Three studies have tried to address these problems by using nonparametric estimation techniques. For Northern Kenya Barrett et al. (2006) run locally linear nonparametric bivariate LOWESS regressions of current herd size on its three month lagged value. Lybbert et al. (2004) run the same type of nonparametric regressions but on one and ten year lagged herd size in Southern Ethiopia. Adato et al. (2006) analyze household asset dynamics in South Africa using local regression methods. All three studies using nonparametric techniques have found evidence for asset poverty traps.

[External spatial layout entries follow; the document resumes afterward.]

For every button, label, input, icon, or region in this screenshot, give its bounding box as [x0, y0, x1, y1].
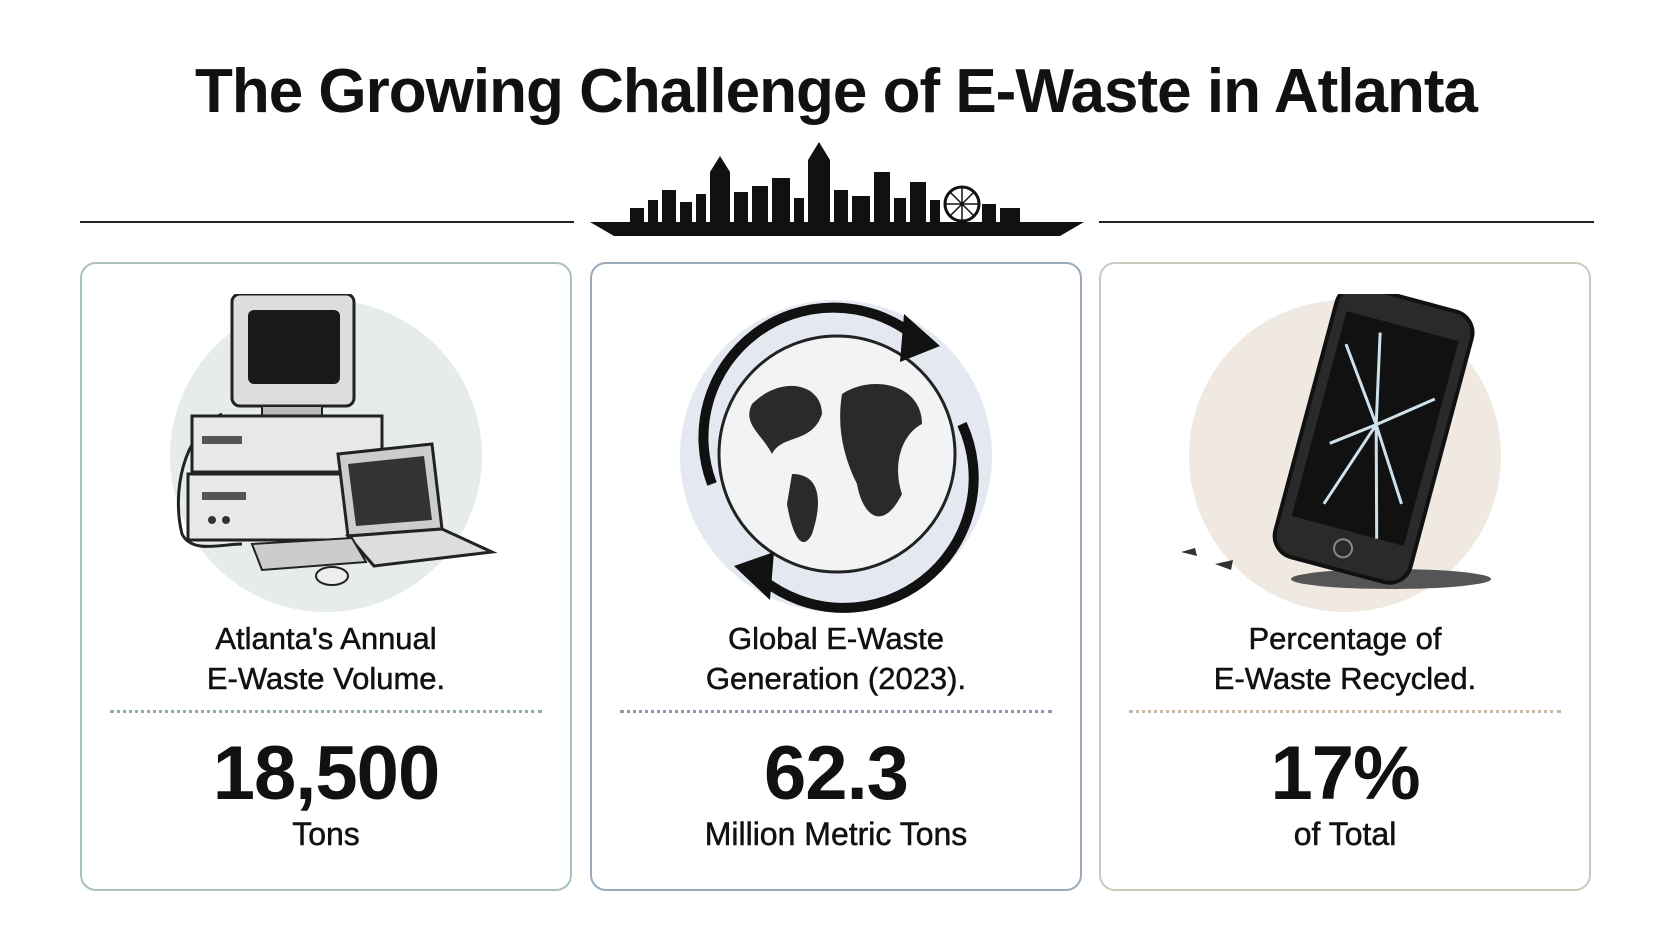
text: label: Percentage of — [1248, 621, 1442, 656]
unit: Million Metric Tons — [705, 816, 967, 852]
panel: Atlanta annual volume — [80, 262, 572, 891]
skyline — [590, 142, 1084, 236]
panel: global generation — [590, 262, 1082, 891]
number: 17% — [1270, 731, 1420, 816]
unit: of Total — [1294, 816, 1396, 852]
text: label: Global E-Waste — [728, 621, 944, 656]
panel: recycled percentage — [1099, 262, 1591, 891]
title: The Growing Challenge of E-Waste in Atlanta — [195, 57, 1477, 126]
text: label: E-Waste Volume. — [207, 661, 445, 696]
text: label — [207, 621, 445, 696]
number: 18,500 — [213, 731, 439, 816]
icon: computers — [176, 294, 498, 586]
text: label — [1214, 621, 1476, 696]
text: label — [706, 621, 966, 696]
text: label: Atlanta's Annual — [215, 621, 437, 656]
unit: Tons — [292, 816, 360, 852]
icon: globe with arrows — [698, 302, 979, 613]
number: 62.3 — [764, 731, 908, 816]
text: label: Generation (2023). — [706, 661, 966, 696]
text: label: E-Waste Recycled. — [1214, 661, 1476, 696]
icon: broken phone — [1181, 294, 1491, 589]
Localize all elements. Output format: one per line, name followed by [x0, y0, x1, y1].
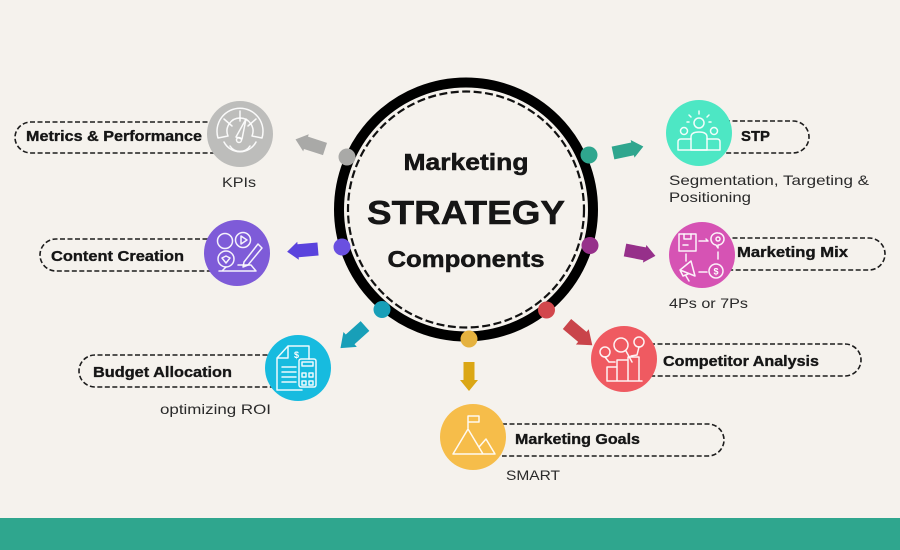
caption: 4Ps or 7Ps: 4Ps or 7Ps — [669, 295, 748, 311]
caption: Segmentation, Targeting and Positioning: Segmentation, Targeting & — [669, 172, 870, 188]
panel: Budget Allocation — [79, 335, 331, 417]
ring node: Marketing Goals — [460, 330, 478, 348]
heading: STP: STP — [741, 128, 770, 145]
label pill: Marketing Goals — [502, 424, 724, 456]
ring node: Competitor Analysis — [538, 302, 555, 318]
ring node: KPIs — [338, 148, 356, 166]
label pill: Budget Allocation — [79, 355, 275, 387]
label pill: STP — [725, 121, 809, 153]
caption: KPIs: KPIs — [222, 174, 256, 190]
ring node: Marketing Mix — [582, 237, 598, 254]
heading: Marketing Goals: Marketing Goals — [515, 431, 640, 448]
heading: Marketing Mix: Marketing Mix — [737, 244, 849, 261]
panel: Marketing Mix — [669, 222, 885, 311]
icon: audience segments — [666, 100, 732, 166]
caption: optimizing ROI: optimizing ROI — [160, 401, 271, 417]
arrow: to STP — [611, 138, 645, 162]
heading: Competitor Analysis: Competitor Analysis — [663, 353, 819, 370]
panel: Metrics and Performance — [15, 101, 273, 190]
panel: Marketing Goals — [440, 404, 724, 483]
icon: KPI gauge — [207, 101, 273, 167]
heading: Content Creation: Content Creation — [51, 248, 184, 265]
caption: Segmentation, Targeting and Positioning: Positioning — [669, 189, 751, 205]
arrow: to Competitor Analysis — [561, 316, 599, 353]
caption: Segmentation, Targeting and Positioning — [669, 172, 870, 205]
footer band — [0, 518, 900, 550]
arrow: to KPIs — [293, 131, 328, 158]
heading: Metrics and Performance: Metrics & Performance — [26, 128, 202, 145]
central title: STRATEGY — [367, 194, 565, 231]
ring node: Budget Allocation — [374, 301, 390, 318]
arrow: to Content Creation — [286, 240, 319, 261]
central title: Marketing — [404, 149, 528, 175]
label pill: Metrics and Performance — [15, 122, 215, 153]
panel: Competitor Analysis — [591, 326, 861, 392]
icon: mountain flag — [440, 404, 506, 470]
icon: budget calculator: $ — [294, 350, 299, 360]
panel: Content Creation — [40, 220, 270, 286]
arrow: to Marketing Mix — [623, 241, 657, 265]
ring node: Content Creation — [334, 238, 350, 256]
icon: marketing mix cycle: $ — [713, 266, 719, 276]
icon: content creation — [204, 220, 270, 286]
ring node: STP — [580, 146, 598, 164]
icon: competitor chart — [591, 326, 657, 392]
icon: budget calculator — [265, 335, 331, 401]
central title: Components — [388, 246, 544, 272]
arrow: to Budget Allocation — [334, 319, 372, 356]
central ring — [339, 82, 593, 336]
icon: marketing mix cycle — [669, 222, 735, 288]
label pill: Content Creation — [40, 239, 215, 271]
heading: Budget Allocation: Budget Allocation — [93, 364, 232, 381]
caption: SMART: SMART — [506, 467, 560, 483]
label pill: Marketing Mix — [725, 238, 885, 270]
central title — [367, 149, 565, 272]
arrow: to Marketing Goals — [460, 362, 478, 391]
label pill: Competitor Analysis — [650, 344, 861, 376]
panel: STP — [666, 100, 870, 205]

Clearly, both estimation techniques used in the existing literature have limitations. Polynomial parametric techniques don't perform well with few observations around potential inflexion points. Nonparametric estimation is constrained in practice by how much it can control for other variables. Statistically, these two techniques mark the two extremes of the trade-off between the flexibility of the functional form and the ability to control for other covariates. Semiparametric techniques combine the advantages of parametric and nonparametric estimation and are a priori more suitable for modeling household welfare dynamics. This paper uses such a technique to analyze these dynamics for rural Indian households.

4 The Data

The data are taken from the International Crop Research Institute for the Semi-arid Tropics' (ICRISAT) Village Level Studies (VLS). The original first generation data (VLS1) was collected for the ten cropping years from 1975/76 to 1984/85. The cropping year runs from July to June. Here, I will refer to each year by the starting year only, that is, 1975 stands for the cropping year 1975/76. Collection of the second generation data (VLS2) started in July 2001 and is ongoing. The data released to date and used for analysis in this paper includes the year 2003.

The VLS1 data collection covered up to 10 villages in three states and a total of 400 households; the VLS2 spans 6 of those villages in two states containing some 265 households. The analysis in this paper is based on a subsample of these data selected on two main criteria. First, a household had to be included in both VLS1 and VLS2. This results in a very long panel spanning a period of 27 years. Such a time-span enables us to track changes in assets which, absent any short-term shocks, tend to be slow and may not be detectable in shorter panels. This makes the ICRISAT VLS data ideally suitable for exploring long-term household asset poverty dynamics.